Goodman noted that in California, individuals are liable for twice the value of property recovered if a court finds that the property of an elder was wrongfully taken, concealed or disposed.

This is the third lawsuit involving disputes by the senator and her only daughter over Blum’s estate.

In June, Katherine Feinstein filed a petition arguing that the senator is entitled to sell the family’s multimillion dollar property in Stinson Beach, Calif. And in July, the senator, represented by her daughter, accused the trustees of refusing to make distributions to reimburse Feinstein’s medical expenses. Both lawsuits are ongoing.

Feinstein, the oldest person serving in the U.S. Senate, is grappling with these legal issues as she continues her recovery from serious health issues that followed her husband’s death. Her extended absence from the Senate earlier this year created headaches for Democrats because of their slender majority in that chamber — namely because her vote was needed to approve President Biden’s judicial picks both in committee and on the Senate floor. The logjam that ensued led a coalition of 60 liberal California grass-roots groups to call for her resignation.
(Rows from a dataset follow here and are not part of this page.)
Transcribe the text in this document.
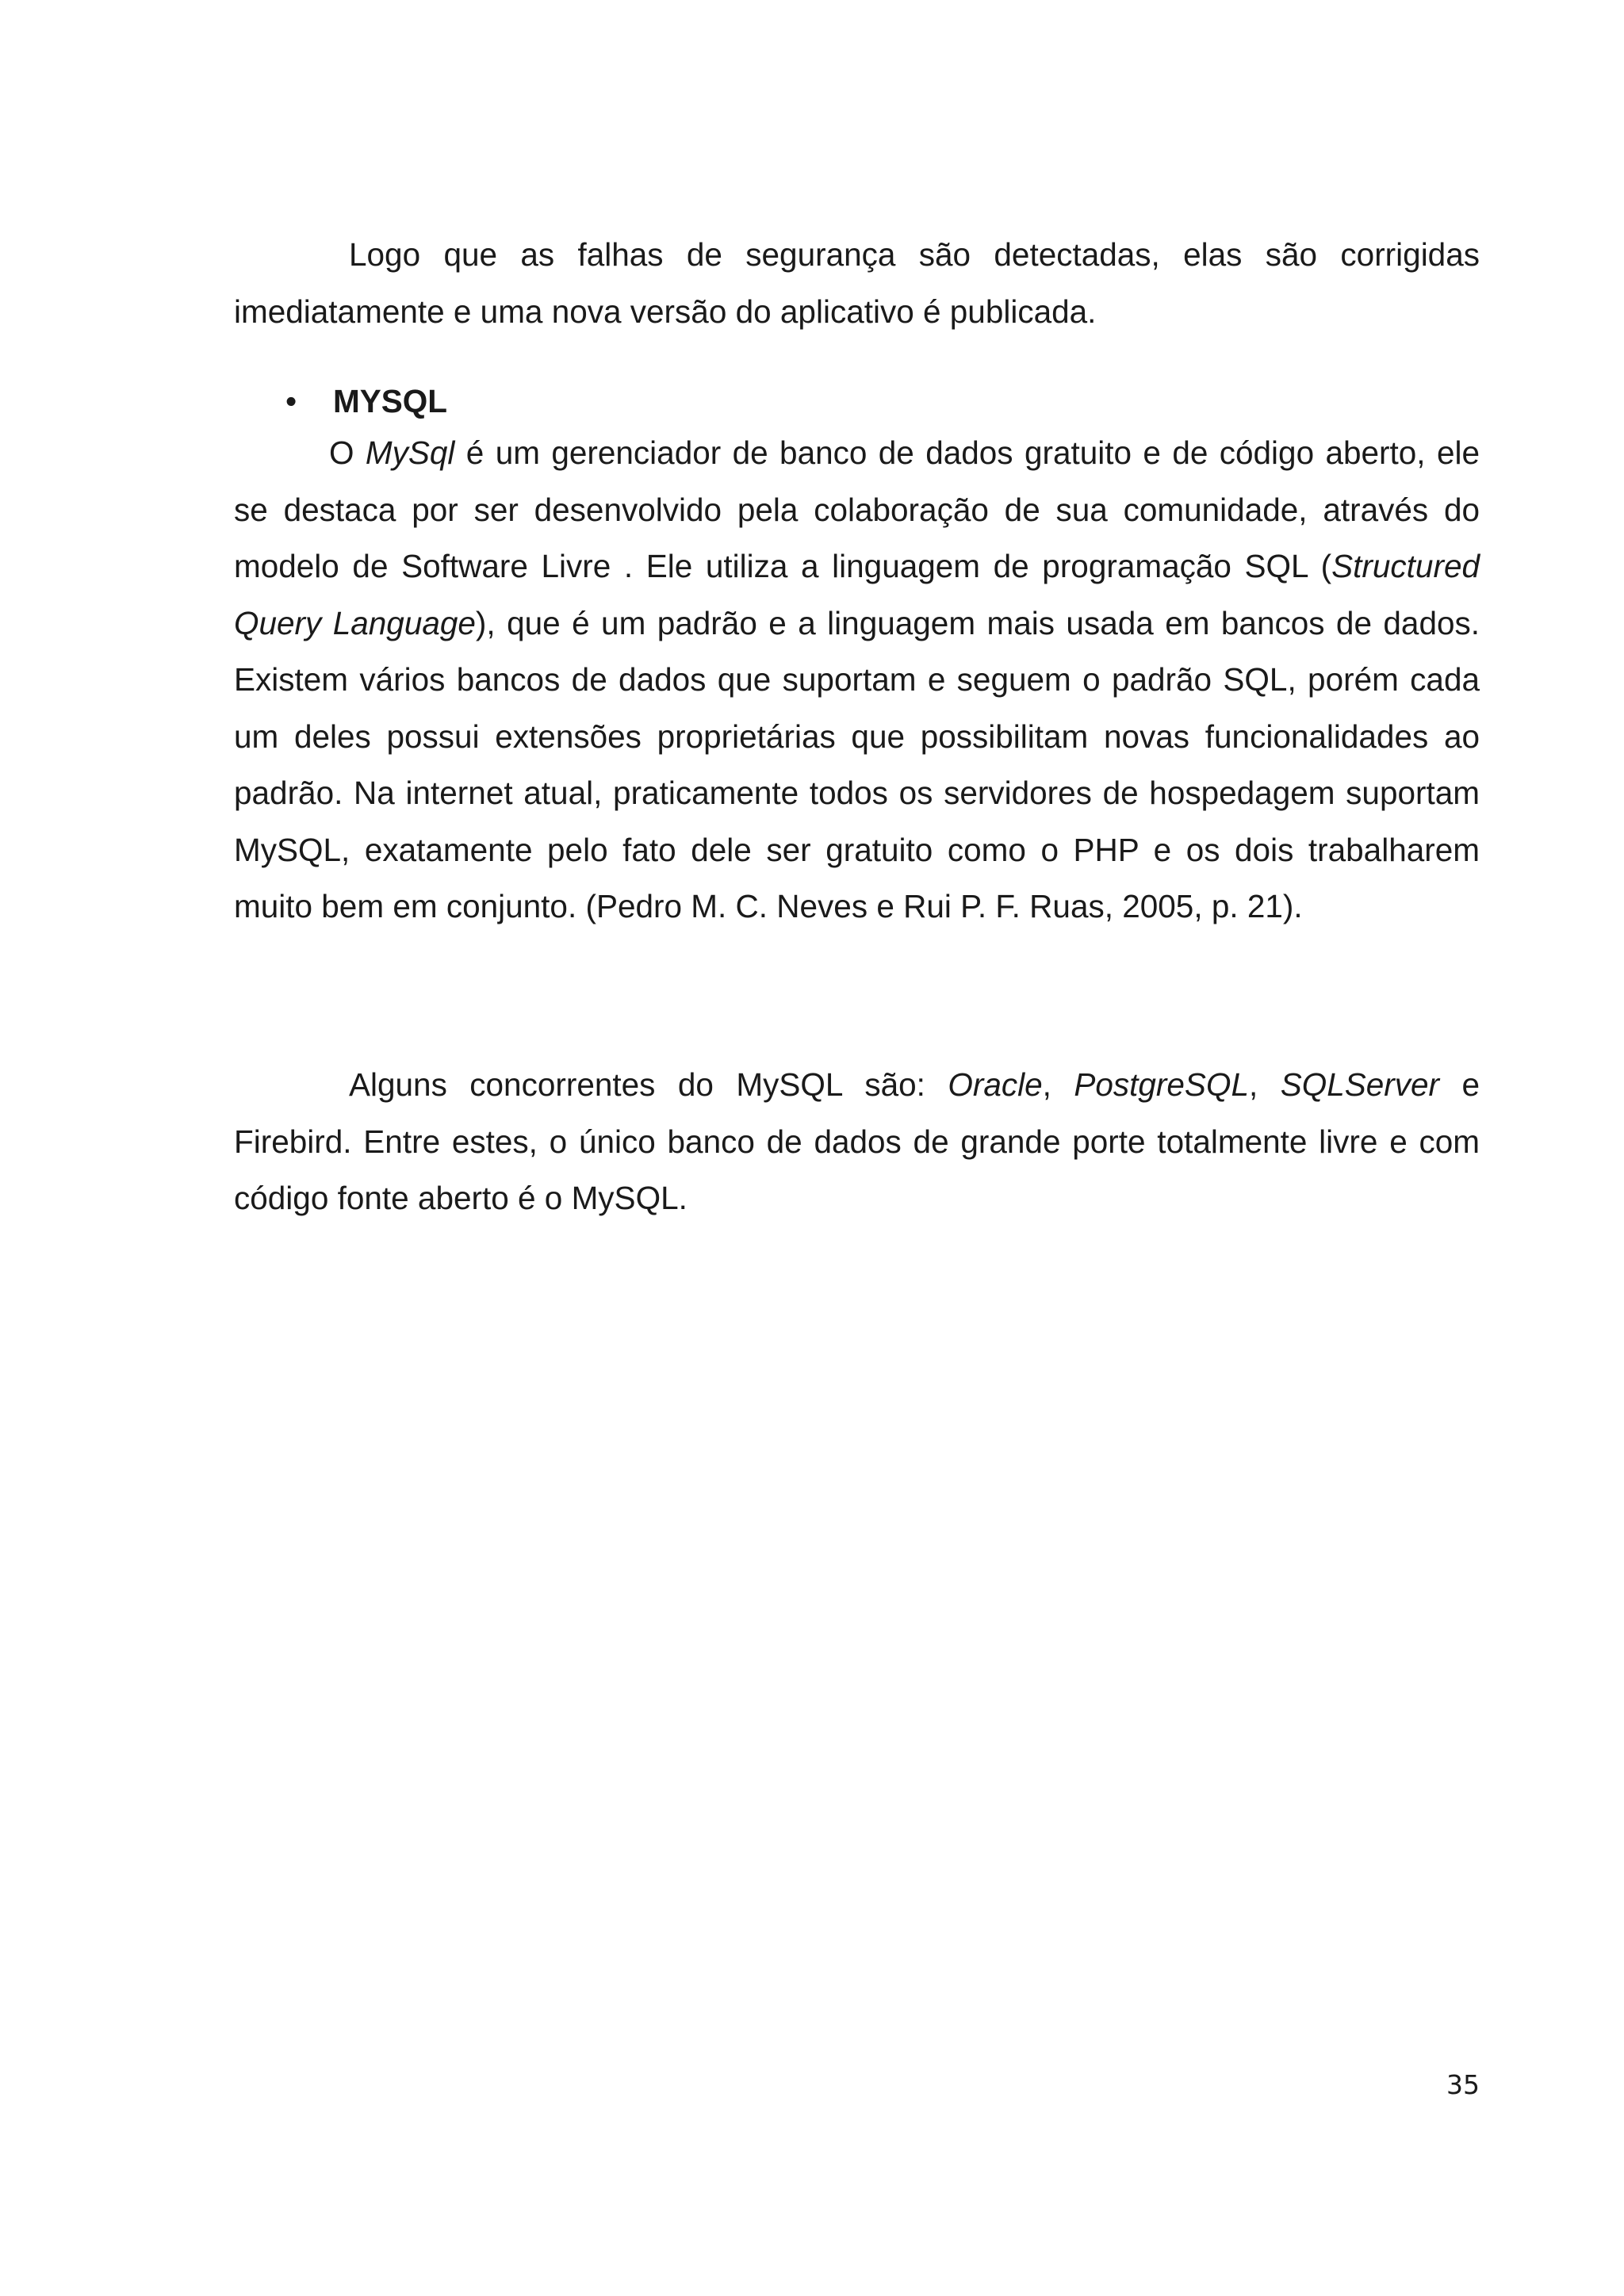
Logo que as falhas de segurança são detectadas, elas são corrigidas imediatamente e uma nova versão do aplicativo é publicada.

• MYSQL

O MySql é um gerenciador de banco de dados gratuito e de código aberto, ele se destaca por ser desenvolvido pela colaboração de sua comunidade, através do modelo de Software Livre . Ele utiliza a linguagem de programação SQL (Structured Query Language), que é um padrão e a linguagem mais usada em bancos de dados. Existem vários bancos de dados que suportam e seguem o padrão SQL, porém cada um deles possui extensões proprietárias que possibilitam novas funcionalidades ao padrão. Na internet atual, praticamente todos os servidores de hospedagem suportam MySQL, exatamente pelo fato dele ser gratuito como o PHP e os dois trabalharem muito bem em conjunto. (Pedro M. C. Neves e Rui P. F. Ruas, 2005, p. 21).

Alguns concorrentes do MySQL são: Oracle, PostgreSQL, SQLServer e Firebird. Entre estes, o único banco de dados de grande porte totalmente livre e com código fonte aberto é o MySQL.

35
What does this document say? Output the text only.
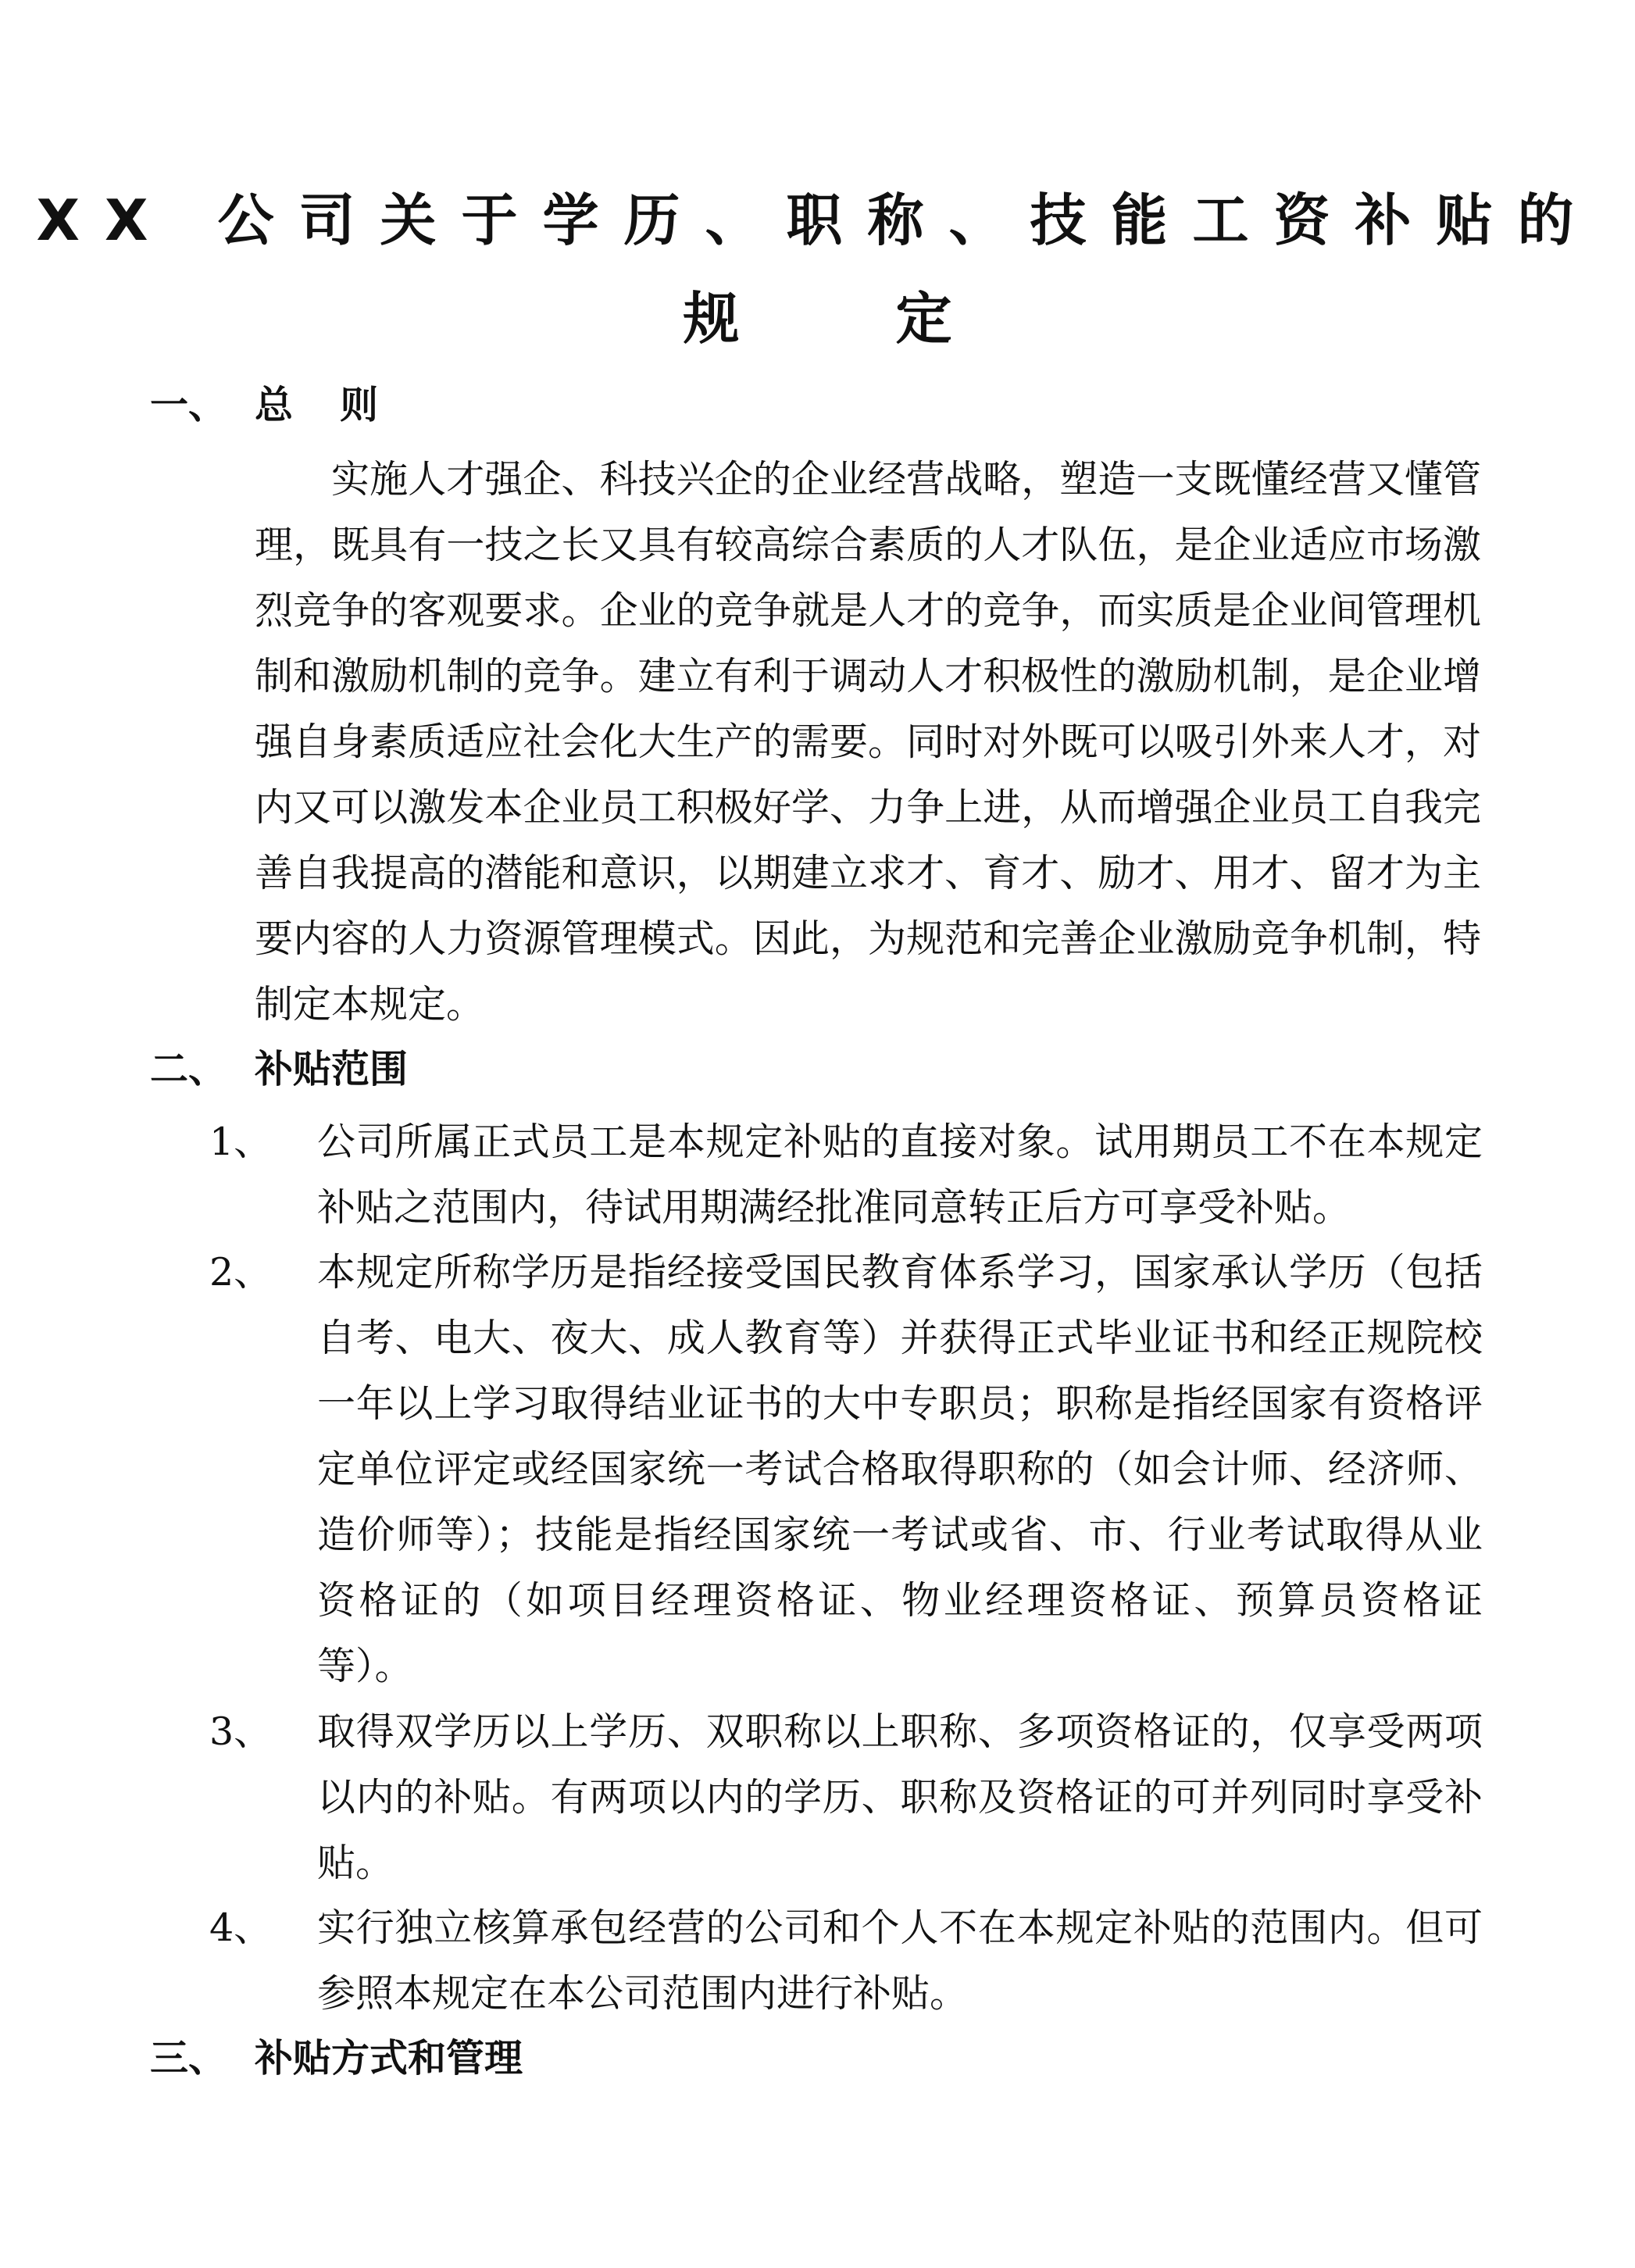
XX 公司关于学历、职称、技能工资补贴的
规	定
一、 总则
实施人才强企、科技兴企的企业经营战略，塑造一支既懂经营又懂管理，既具有一技之长又具有较高综合素质的人才队伍，是企业适应市场激烈竞争的客观要求。企业的竞争就是人才的竞争，而实质是企业间管理机制和激励机制的竞争。建立有利于调动人才积极性的激励机制，是企业增强自身素质适应社会化大生产的需要。同时对外既可以吸引外来人才，对内又可以激发本企业员工积极好学、力争上进，从而增强企业员工自我完善自我提高的潜能和意识，以期建立求才、育才、励才、用才、留才为主要内容的人力资源管理模式。因此，为规范和完善企业激励竞争机制，特制定本规定。
二、 补贴范围
1、 公司所属正式员工是本规定补贴的直接对象。试用期员工不在本规定补贴之范围内，待试用期满经批准同意转正后方可享受补贴。
2、 本规定所称学历是指经接受国民教育体系学习，国家承认学历（包括自考、电大、夜大、成人教育等）并获得正式毕业证书和经正规院校一年以上学习取得结业证书的大中专职员；职称是指经国家有资格评定单位评定或经国家统一考试合格取得职称的（如会计师、经济师、造价师等）；技能是指经国家统一考试或省、市、行业考试取得从业资格证的（如项目经理资格证、物业经理资格证、预算员资格证等）。
3、 取得双学历以上学历、双职称以上职称、多项资格证的，仅享受两项以内的补贴。有两项以内的学历、职称及资格证的可并列同时享受补贴。
4、 实行独立核算承包经营的公司和个人不在本规定补贴的范围内。但可参照本规定在本公司范围内进行补贴。
三、 补贴方式和管理
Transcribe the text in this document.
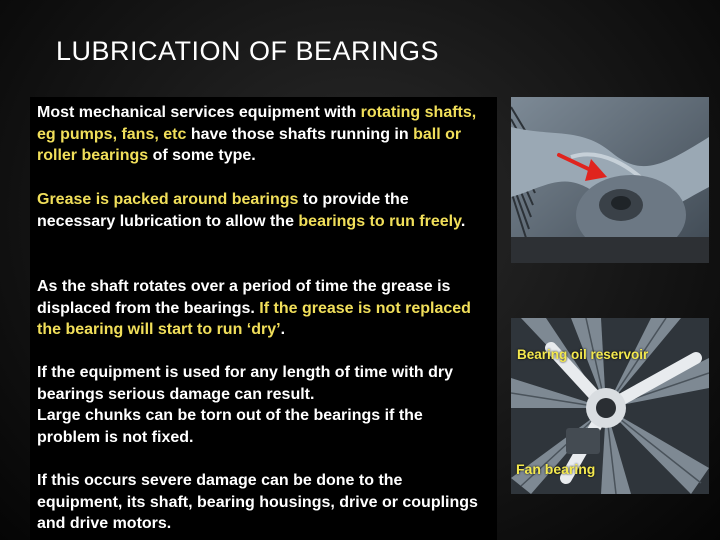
LUBRICATION OF BEARINGS
Most mechanical services equipment with rotating shafts, eg pumps, fans, etc have those shafts running in ball or roller bearings of some type.
Grease is packed around bearings to provide the necessary lubrication to allow the bearings to run freely.
As the shaft rotates over a period of time the grease is displaced from the bearings. If the grease is not replaced the bearing will start to run ‘dry’.
If the equipment is used for any length of time with dry bearings serious damage can result.
Large chunks can be torn out of the bearings if the problem is not fixed.
If this occurs severe damage can be done to the equipment, its shaft, bearing housings, drive or couplings and drive motors.
Bearing oil reservoir
Fan bearing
But many of her colleagues at the Capitol defended her, and there was no groundswell of calls among California voters for her to step down before she returned in May. Former House speaker Nancy Pelosi (D), a fellow Californian from the Bay Area and longtime friend of Feinstein’s, suggested sexism was at play, noting that a number of male senators had not been asked to leave office when they faced similar circumstances.

Still, Feinstein’s office has long faced questions about her medical condition and her ability to fulfill her duties.

The California senator was hospitalized in February with shingles and was then absent from the Senate for more than two months as she recovered from complications, including encephalitis, or swelling of the brain. In hallway interviews and congressional proceedings on Capitol Hill, she has appeared confused by questions at times and seemed to struggle with her vision and memory.

And most recently, last week her office said she was taken to the hospital after falling at her home in San Francisco and returned home after tests cleared her.

Russell, the spokesperson for her office, said the senator is expected to return to Capitol Hill when Congress returns from recess in September.

Amy B Wang and Maeve Reston contributed to this report.